Last Updated: July 27 2017
Article by Nihal S. Patel

Most Read Contributor in United States, September 2017

Divided SEC Affirms Dismissal Of Insider Trading Case

A divided SEC affirmed an earlier ruling (see previous coverage) by an administrative judge that the SEC Division of Enforcement ("DOE") did not demonstrate sufficiently that a former trader had engaged in insider trading.

The DOE alleged that a former trader at Wells Fargo traded on the basis of information he received from an analyst colleague about research reports that had not yet been published. According to the DOE, the trader allegedly bought stocks in a proprietary account of the firm in advance of the research reports, and sold the stocks at a profit after observing the anticipated price movements.

SEC Commissioner Michael Piwowar determined that the evidence was insufficient to prove that the trader acted on insider tips in executing the transactions at issue. Commissioner Piwowar concluded that telephone records, statistical analysis, and other circumstantial evidence did not meet the SEC's burden for ruling that the trader traded on nonpublic information.

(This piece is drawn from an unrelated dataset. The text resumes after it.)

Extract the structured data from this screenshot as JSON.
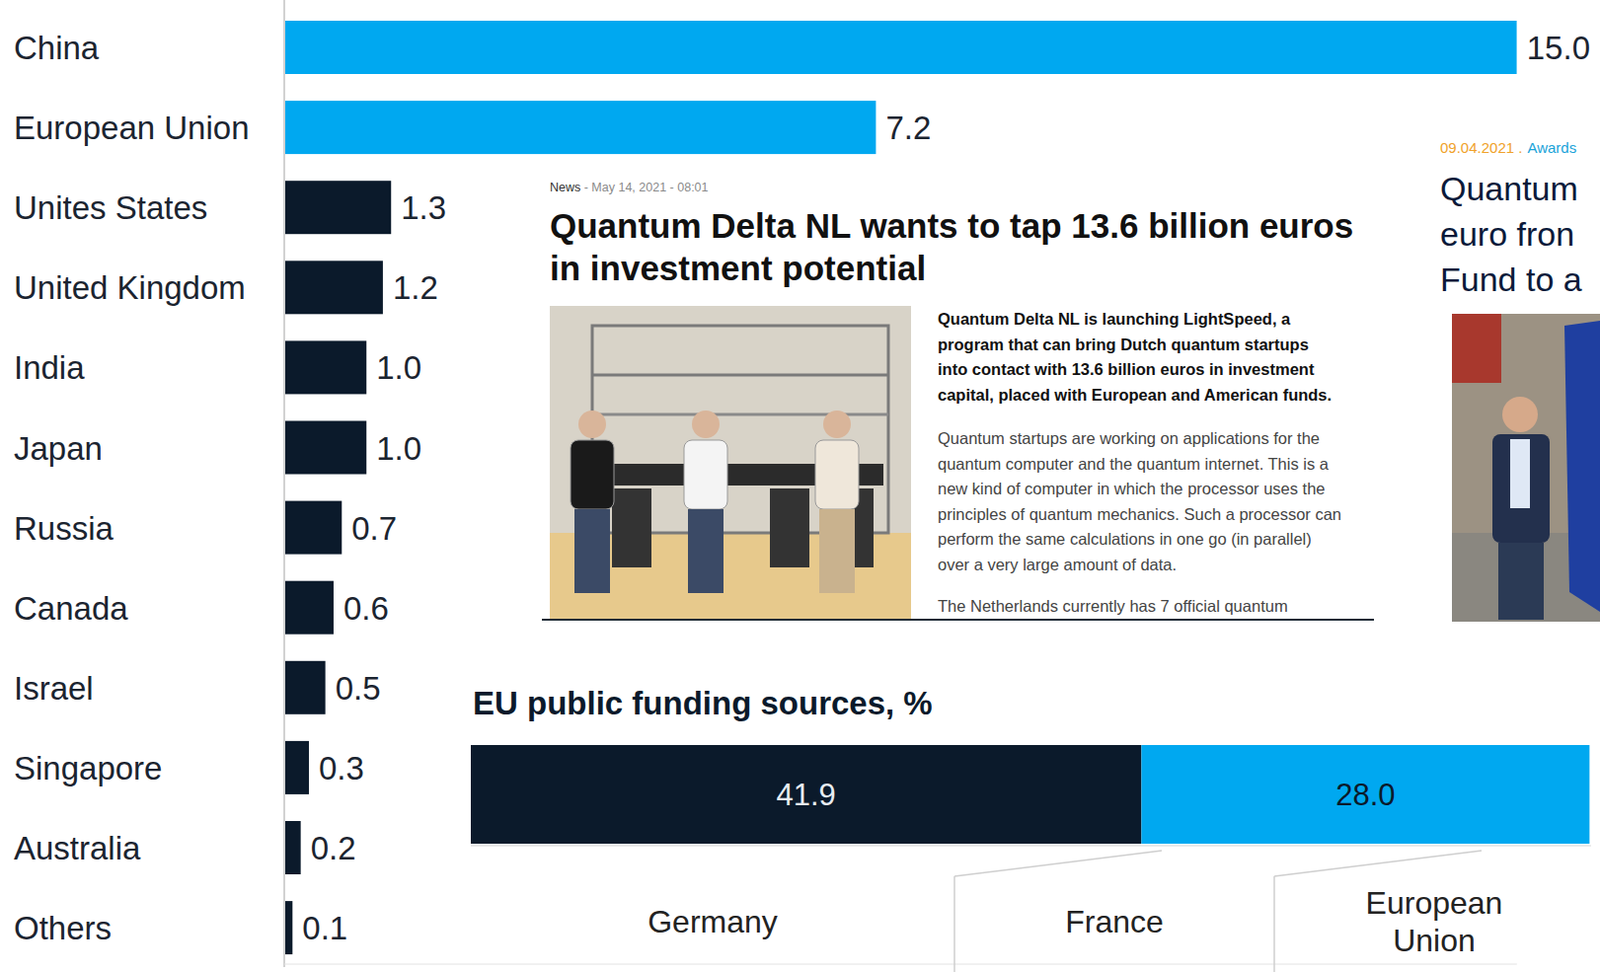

SEC Commissioner Kara Stein disagreed with the determination by Commissioner Piwowar. She cited the "uncanny" timing of the trades, the expert analysis, the communications between trader and analyst, and the explanations offered by the trader as sufficient basis for concluding that the DOE established, by a preponderance of the evidence, that the trader had acted on the basis of material nonpublic information.

Since Commissioners Stein and Piwowar were the only two participants in the decision, the split ruling confirmed the administrative judge's dismissal of proceedings against the trader.

Commentary / Nihal Patel

The debate between the two commissioners largely centers on whether the relevant trades were done on the basis of material nonpublic information. Perhaps the most notable fact on which there is disagreement is as to the conversations between the trader and the analyst. While the record showed that trader and analyst spoke over the phone in the time before the relevant reports were to be published, Commissioner Piwowar noted that the two spoke "almost every day," pursuant to a firm policy that encouraged active communication between traders and analysts.

In some ways, the Commissioners are engaging in a policy debate over whether this type of regular communication between traders and analysts is a good thing. On the one hand, it makes sense that an expert on a particular company who works at the same firm as a person trading in the securities of such company should discuss the company. On the other hand, such communications raise the risk that material nonpublic information (i.e., changing recommendations not yet released) also would be passed along in these communications. Firms that permit this type of communication should consider the risks, and whether appropriate safeguards and training programs are in place to ensure that relevant material nonpublic information is not being passed along, and that, where it is being passed, personnel are not using the information for profit – in particular, for short-term trades in advance of the publication of research reports.

Commentary / Steven Lofchie

The different positions taken by the two Commissioners demonstrate how difficult it can be to prove a negative; in this case, that the trader had not relied on inside information. Commissioner Stein asserts in her dissent that the trader executed an overnight trade six out of eight specific times that the analyst changed his ratings, which Commissioner Stein describes as "uncanny" compared to the trader's ordinary activities. Conversely, in finding fault with the expert testimony presented by the DOE, Commissioner Piwowar pointed out that there were in fact 71 instances in which the analyst had changed his rating, valuation or earnings estimates; thus, the six overnight trades were completely ordinary based on a baseline of 71 research changes. Commissioner Stein's dissent does not make clear why it was appropriate for the prosecution to focus on the eight ratings changes that it did; the trader's behavior is only "uncanny" if one determines that there were only eight relevant situations (and not 71) where the trader might have received inside information from the research analyst.

The content of this article is intended to provide a general guide to the subject matter. Specialist advice should be sought about your specific circumstances.